(715c) On the Surface Thermodynamics of Nanoscale Droplets and Bubbles

The thermodynamic properties of small systems are well known to be very different from their macroscopic counterparts. One area, among many, where such differences need to be understood in greater detail is nucleation and growth. A widely used description of nucleation is classical nucleation theory (CNT), which in its original version assumes the embryos (either droplets or bubbles) that form within the metastable mother phase have the same thermophysical properties as their corresponding bulk phases. This assumption, however, is no longer valid as the metastable phase approaches the spinodal, where the inhomogeneous nature of the embryo cannot be ignored. Various modifications have been introduced into CNT, such as accounting for, though to a limited extent, the dependence on curvature of the surface tension of finite-sized embryos. Further improvements to CNT can be made, but a better understanding of the surface thermodynamics of nanoscale embryos must first be obtained.

In previous work, Hill[1] presented a straightforward analysis of the surface thermodynamics of embryos maintained at the same chemical potential of the surrounding mother phase. For the case of large embryos that contain a bulk fluid at their centers, all the well-known relations of surface thermodynamics are recovered (e.g., Laplace relation). Hill then extended this formalism to the description of nanoscale embryos, for which their centers did not contain some portion of a uniform density. Here, a reference pressure is introduced, which denotes the pressure of the corresponding ?bulk? embryo at the same chemical potential of the mother phase. While Hill's method is self-consistent, in that the resulting definition of the surface tension is designed to recover the free energy of the system, his approach does not yield physically meaningful limits of the thermophysical properties of unltrasmall embryos. In particular, Hill's method does not generate a surface tension that smoothly vanishes at the spinodal (as physical arguments suggest).

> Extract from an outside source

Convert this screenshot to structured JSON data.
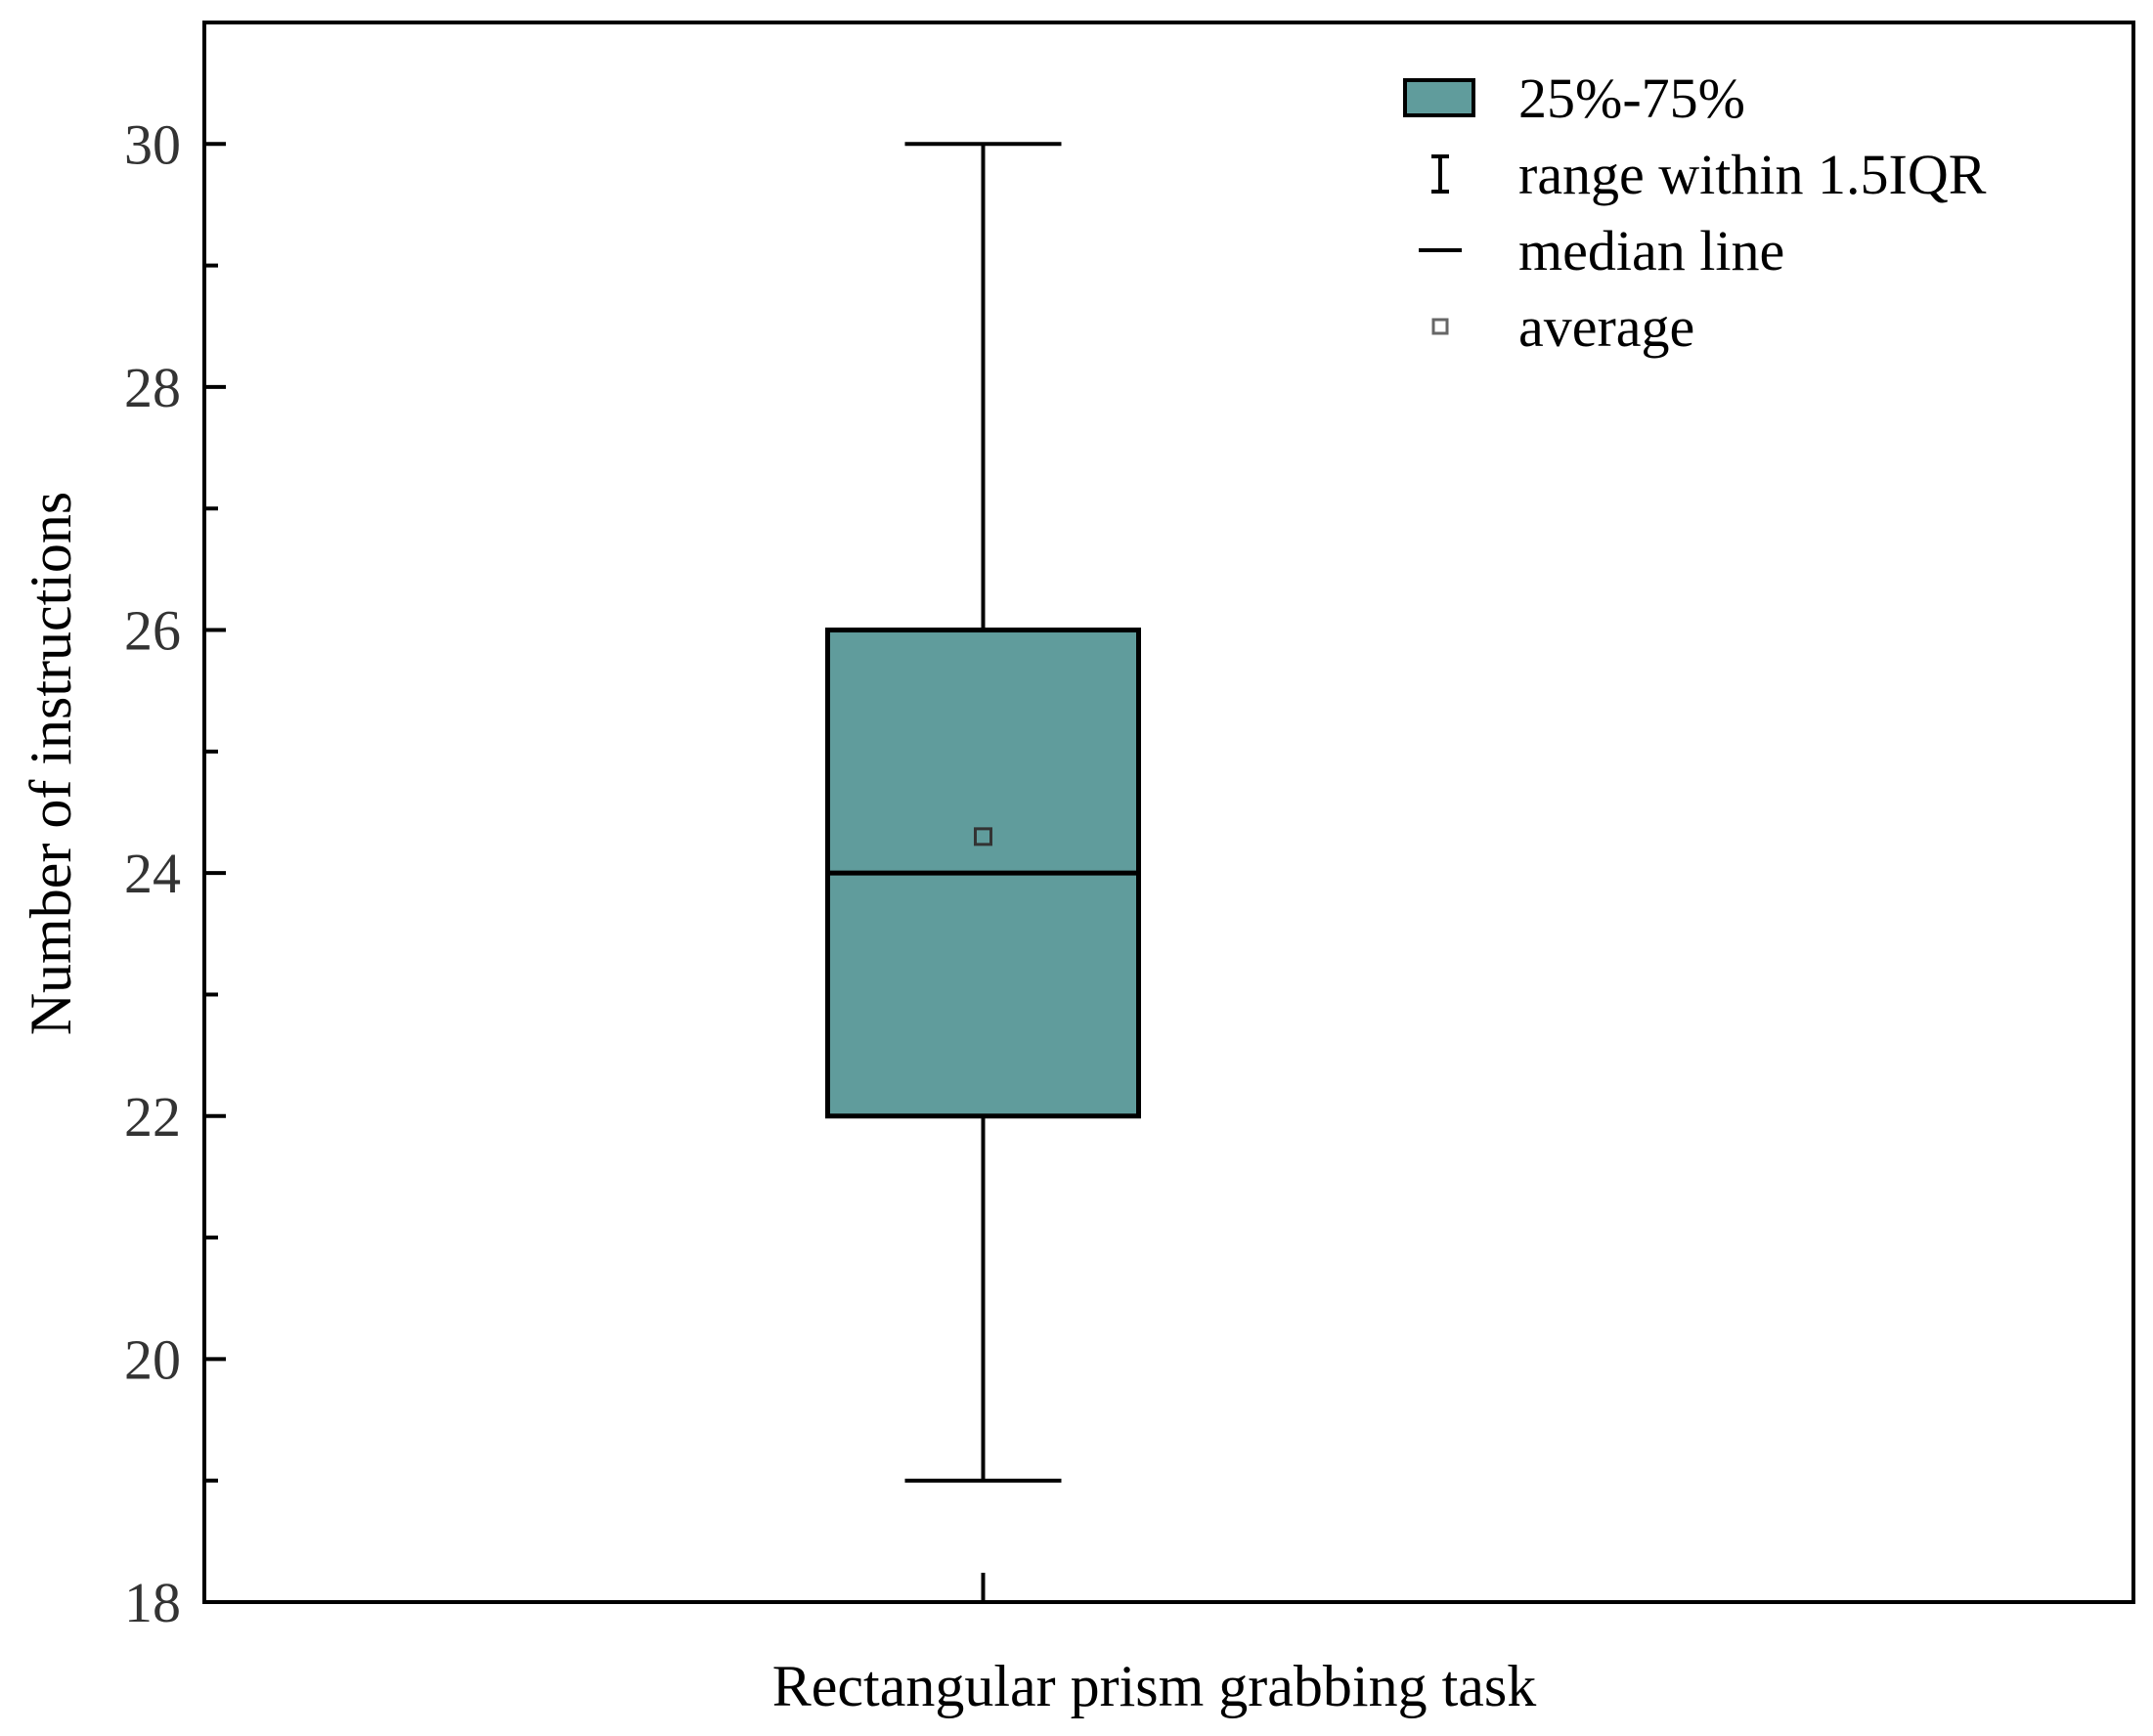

We therefore present another approach, though still based on Hill's analysis, for describing the surface thermodynamics of nanoscale embryos. In this alternative method, the value of the transverse or normal pressure at the center of the embryo becomes the key quantity of interest for describing the surface thermodynamic properties of the embryo. With this pressure, the resulting surface tension now smoothly vanishes at the spinodal. We utilize density-functional theory (DFT) to generate the density and transverse pressure profiles of embryos within both the metastable Lennard-Jones fluid and a model water-like fluid. From these profiles, we analyze the behavior of various surface thermodynamic properties, including the surface tension and the radius of the Gibbs surface of tension surface, over a broad range of degrees of metastability. Interestingly, and despite what was implied by previous modifications to CNT, the first- through third-order corrections to the curvature dependence of the surface tension, based on the Tolman length, fail to capture the behavior of the surface tension even at modest degrees of metastability. Finally, we also discuss the extension of this formalism to the case where the embryos are neither in chemical nor mechanical equilibrium with the surrounding metastable phase. Additional terms appear in the standard surface thermodynamic relations, and some interesting limits for macroscopic sizes are considered. We also discuss the implications of this work for the surface thermodynamics of nanoscale sessile drops, where the generalized Young equation for the line tension may need to be modified.

[1] Hill, 1952, J. Phys. Chem. 56, 526-531.